Re = ρw · vaxial · Dh / μw ; Dh ≈ 2 · spacing

Industry guidance:

  • Re < 500: laminar, no re-entrainment — design target.
  • 500 < Re < 2,000: transitional — some re-entrainment, derate effective droplet capture.
  • Re > 2,000: turbulent — CPI is not effective; add modules to reduce vaxial.

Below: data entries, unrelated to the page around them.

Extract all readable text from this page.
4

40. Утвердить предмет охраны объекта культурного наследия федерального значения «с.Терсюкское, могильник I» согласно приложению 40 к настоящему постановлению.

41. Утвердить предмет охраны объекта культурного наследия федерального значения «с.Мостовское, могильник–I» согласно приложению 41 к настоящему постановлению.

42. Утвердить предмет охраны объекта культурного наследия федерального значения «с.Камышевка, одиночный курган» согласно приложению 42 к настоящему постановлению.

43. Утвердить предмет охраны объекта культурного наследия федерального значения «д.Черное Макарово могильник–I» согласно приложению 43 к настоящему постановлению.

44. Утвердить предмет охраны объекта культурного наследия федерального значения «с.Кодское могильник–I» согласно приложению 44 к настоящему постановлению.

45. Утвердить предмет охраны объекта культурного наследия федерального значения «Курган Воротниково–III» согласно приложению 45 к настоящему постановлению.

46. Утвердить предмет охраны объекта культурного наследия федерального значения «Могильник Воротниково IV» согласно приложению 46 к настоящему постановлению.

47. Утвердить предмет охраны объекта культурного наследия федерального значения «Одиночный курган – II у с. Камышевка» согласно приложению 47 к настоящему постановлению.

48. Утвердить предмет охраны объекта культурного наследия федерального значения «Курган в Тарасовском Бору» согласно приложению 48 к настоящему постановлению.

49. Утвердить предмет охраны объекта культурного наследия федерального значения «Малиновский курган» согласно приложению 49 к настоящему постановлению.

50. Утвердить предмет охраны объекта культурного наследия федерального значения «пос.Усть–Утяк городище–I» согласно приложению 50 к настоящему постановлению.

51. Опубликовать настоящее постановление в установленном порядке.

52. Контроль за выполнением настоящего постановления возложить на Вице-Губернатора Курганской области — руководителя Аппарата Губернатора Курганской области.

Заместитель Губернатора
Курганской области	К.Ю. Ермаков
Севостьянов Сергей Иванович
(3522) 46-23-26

6. Where CPI sits in the produced-water train

StageInlet oil mg/LOutlet oil mg/LCaptures droplets ≥
Skim tank5,000–50,000500–1,500150 µm
CPI / API plate pack500–1,50030–10060 µm
Hydrocyclone200–50020–5015 µm
DAF / IGF50–2005–205 µm
Walnut-shell filter10–502–102 µm

A typical SWD-pad train is FWKO → CPI → hydrocyclone → degassing tank → injection. Refineries use CPI as the first stage in the wastewater plant, ahead of DAF and biological treatment.

7. References

  • API Publication 421 — Design and Operation of Oil-Water Separators (Mgmt of Water Discharges).
  • Stokes, G.G. (1851). "On the effect of internal friction of fluids on the motion of pendulums." Trans. Camb. Phil. Soc. 9.
  • Hazen, A. (1904). "On sedimentation." Trans. ASCE 53, 45.
  • Frankiewicz, T. & Browne, M. (2002). "Use of CPI separators in the petroleum industry." SPE Production & Facilities.
  • Manning, F.S. & Thompson, R.E. (1995). Oilfield Processing of Petroleum Vol. 2, Ch. 7 — Water Treating.
  • Vendor literature: Pielkenrood, Monosep, Cameron, Forum Energy.